Kildunne was the first female rugby player to be shortlisted for BBC Sports Personality of the Year, eventually finishing runner-up to Rory McIlroy at the ceremony in Salford. She was turned into a Barbie doll, became an HSBC ambassador, and was awarded an Honorary Doctorate in Sport from St Mary's University London at a ceremony alongside teammates Jess Breach, Abi Burton, and Rosie Galligan on November 5, 2025. From the outside, it looked like an unbroken victory lap. Internally, it was something considerably more complicated.

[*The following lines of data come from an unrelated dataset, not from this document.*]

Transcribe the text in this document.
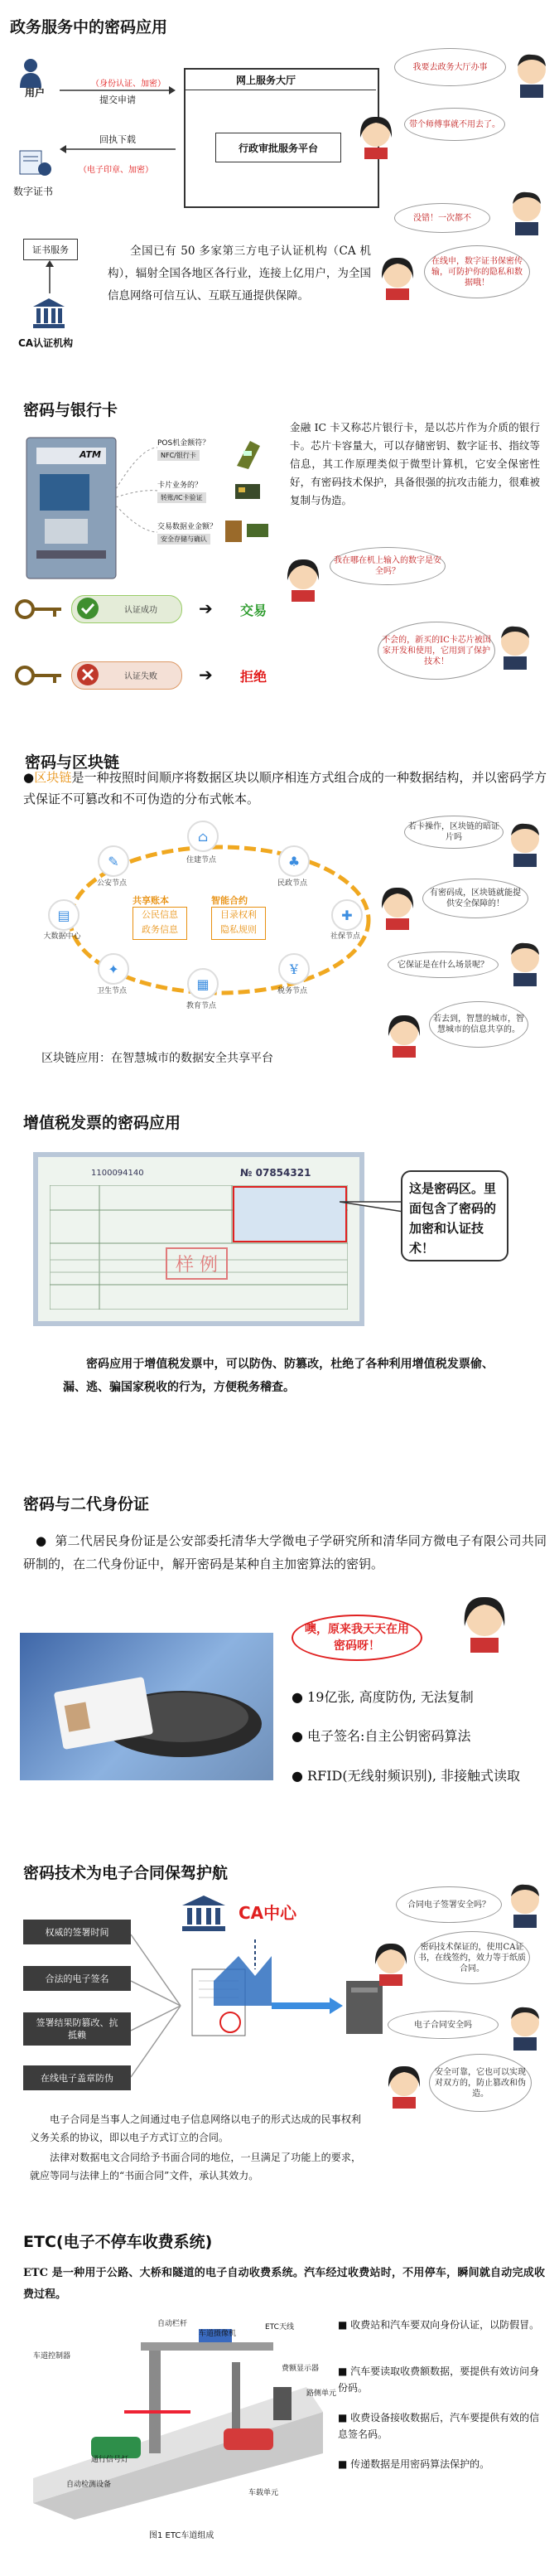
政务服务中的密码应用
用户
（身份认证、加密）
提交申请
回执下载
（电子印章、加密）
数字证书
网上服务大厅
行政审批服务平台
我要去政务大厅办事
带个师傅事就不用去了。
没错！一次都不
在线申，数字证书保密传输，可防护你的隐私和数据哦！
证书服务
CA认证机构
全国已有 50 多家第三方电子认证机构（CA 机构），辐射全国各地区各行业，连接上亿用户，为全国信息网络可信互认、互联互通提供保障。
密码与银行卡
ATM
POS机金额符？
NFC/银行卡
卡片业务的？
转账/IC卡验证
交易数据业金额？
安全存储与确认
认证成功	➔ 交易
认证失败	➔ 拒绝
金融 IC 卡又称芯片银行卡，是以芯片作为介质的银行卡。芯片卡容量大，可以存储密钥、数字证书、指纹等信息，其工作原理类似于微型计算机，它安全保密性好，有密码技术保护，具备很强的抗攻击能力，很难被复制与伪造。
我在哪在机上输入的数字是安全吗？
不会的，新买的IC卡芯片被国家开发和使用，它用到了保护技术！
密码与区块链
●区块链是一种按照时间顺序将数据区块以顺序相连方式组合成的一种数据结构，并以密码学方式保证不可篡改和不可伪造的分布式帐本。
✎
公安节点
⌂
住建节点	♣
民政节点
▤
大数据中心
✚
社保节点
✦
卫生节点	▦
教育节点
¥
税务节点
共享账本
公民信息
政务信息
智能合约
目录权利
隐私规则
区块链应用：在智慧城市的数据安全共享平台
若卡操作，区块链的暗证片吗
有密码成，区块链就能提供安全保障的！
它保证是在什么场景呢？
若去到，智慧的城市，智慧城市的信息共享的。
增值税发票的密码应用
1100094140	№ 07854321
样 例
这是密码区。里面包含了密码的加密和认证技术！
密码应用于增值税发票中，可以防伪、防篡改，杜绝了各种利用增值税发票偷、漏、逃、骗国家税收的行为，方便税务稽查。
密码与二代身份证
●  第二代居民身份证是公安部委托清华大学微电子学研究所和清华同方微电子有限公司共同研制的，在二代身份证中，解开密码是某种自主加密算法的密钥。
噢，原来我天天在用密码呀！
● 19亿张, 高度防伪, 无法复制
● 电子签名:自主公钥密码算法
● RFID(无线射频识别), 非接触式读取
密码技术为电子合同保驾护航
CA中心
权威的签署时间
合法的电子签名
签署结果防篡改、抗抵赖
在线电子盖章防伪
合同电子签署安全吗？
密码技术保证的，使用CA证书，在线签约，效力等于纸质合同。
电子合同安全吗
安全可靠，它也可以实现对双方的，防止篡改和伪造。
电子合同是当事人之间通过电子信息网络以电子的形式达成的民事权利义务关系的协议，即以电子方式订立的合同。
法律对数据电文合同给予书面合同的地位，一旦满足了功能上的要求，就应等同与法律上的“书面合同”文件，承认其效力。
ETC(电子不停车收费系统)
ETC 是一种用于公路、大桥和隧道的电子自动收费系统。汽车经过收费站时，不用停车，瞬间就自动完成收费过程。
车道控制器
自动栏杆
车道摄像机
ETC天线
费额显示器
路侧单元
通行信号灯
自动检测设备
车载单元
图1 ETC车道组成
■ 收费站和汽车要双向身份认证，以防假冒。
■ 汽车要读取收费额数据，要提供有效访问身份码。
■ 收费设备接收数据后，汽车要提供有效的信息签名码。
■ 传递数据是用密码算法保护的。
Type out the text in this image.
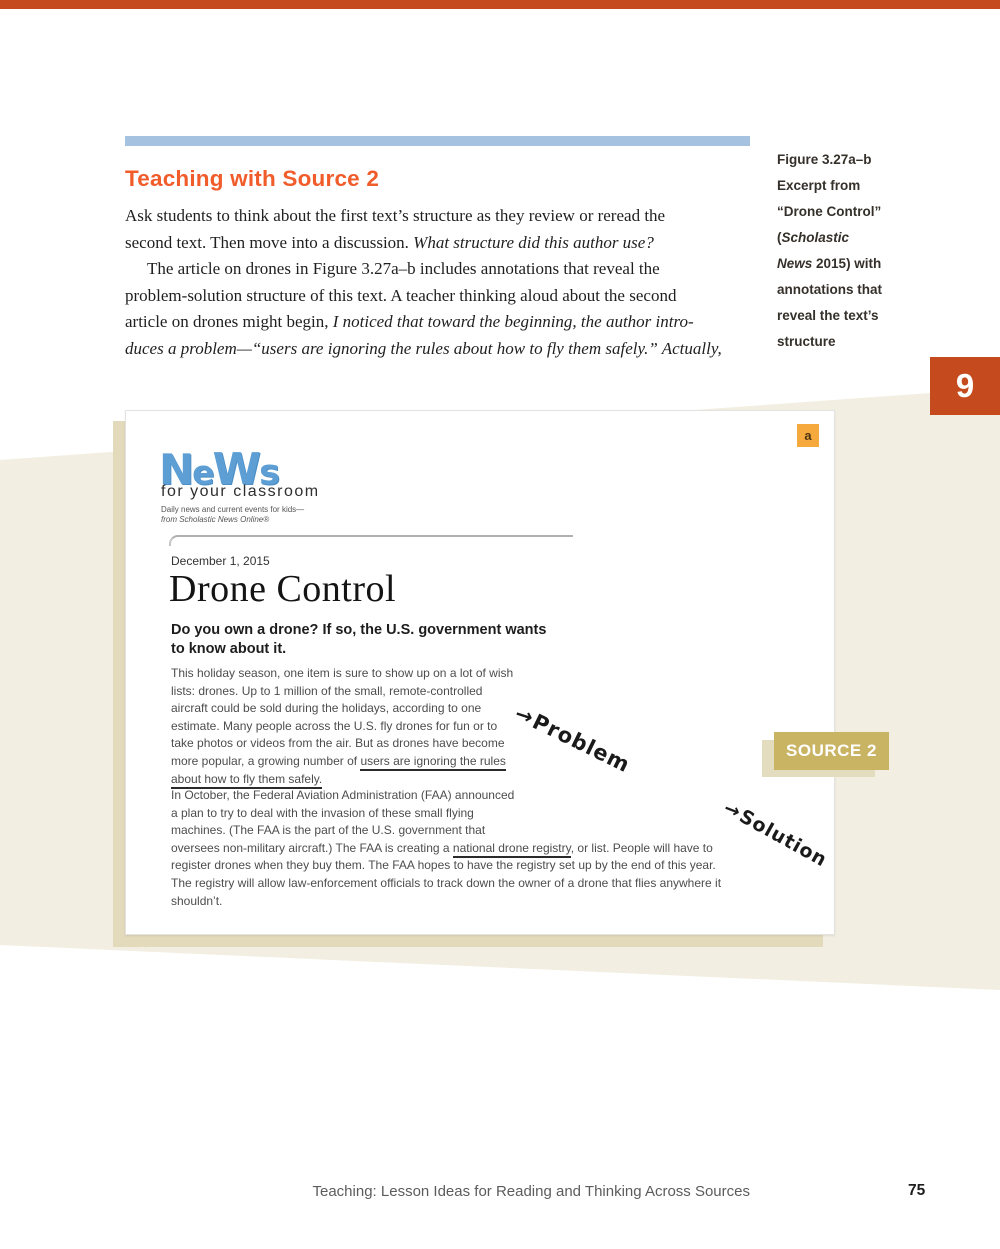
Teaching with Source 2
Ask students to think about the first text’s structure as they review or reread the
second text. Then move into a discussion. What structure did this author use?
The article on drones in Figure 3.27a–b includes annotations that reveal the
problem-solution structure of this text. A teacher thinking aloud about the second
article on drones might begin, I noticed that toward the beginning, the author intro-
duces a problem—“users are ignoring the rules about how to fly them safely.” Actually,
Figure 3.27a–b
Excerpt from
“Drone Control”
(Scholastic
News 2015) with
annotations that
reveal the text’s
structure
9
NeWs
for your classroom
Daily news and current events for kids—
from Scholastic News Online®
December 1, 2015
Drone Control
Do you own a drone? If so, the U.S. government wants
to know about it.
This holiday season, one item is sure to show up on a lot of wish
lists: drones. Up to 1 million of the small, remote-controlled
aircraft could be sold during the holidays, according to one
estimate. Many people across the U.S. fly drones for fun or to
take photos or videos from the air. But as drones have become
more popular, a growing number of users are ignoring the rules
about how to fly them safely.
→Problem
In October, the Federal Aviation Administration (FAA) announced
a plan to try to deal with the invasion of these small flying
machines. (The FAA is the part of the U.S. government that
oversees non-military aircraft.) The FAA is creating a national drone registry, or list. People will have to
register drones when they buy them. The FAA hopes to have the registry set up by the end of this year.
The registry will allow law-enforcement officials to track down the owner of a drone that flies anywhere it
shouldn’t.
→Solution
a
SOURCE 2
Teaching: Lesson Ideas for Reading and Thinking Across Sources	75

The pattern Kildunne describes, of high achievement followed by disorientation and emotional isolation, is well-documented in sports psychology but rarely spoken about by those living through it, and almost never by those who have won. The adrenaline and structure that sustain players through months of intense preparation evaporate at the final whistle. The team disperses back to clubs. Coaches move on to the next campaign. For Kildunne, the question of what players find when they return home after the biggest moment of their careers matters, not just for herself, but for the growing number of professional women in the sport for whom these pressures are an increasingly mainstream reality.
The Premiership Women's Rugby competition returned with more broadcasting coverage than ever before, and England were set to break further attendance records in the Six Nations. The sport is growing at pace, but whether the institutional support available to players scales alongside that growth remains an open question, one Kildunne's honesty has now placed firmly in public view.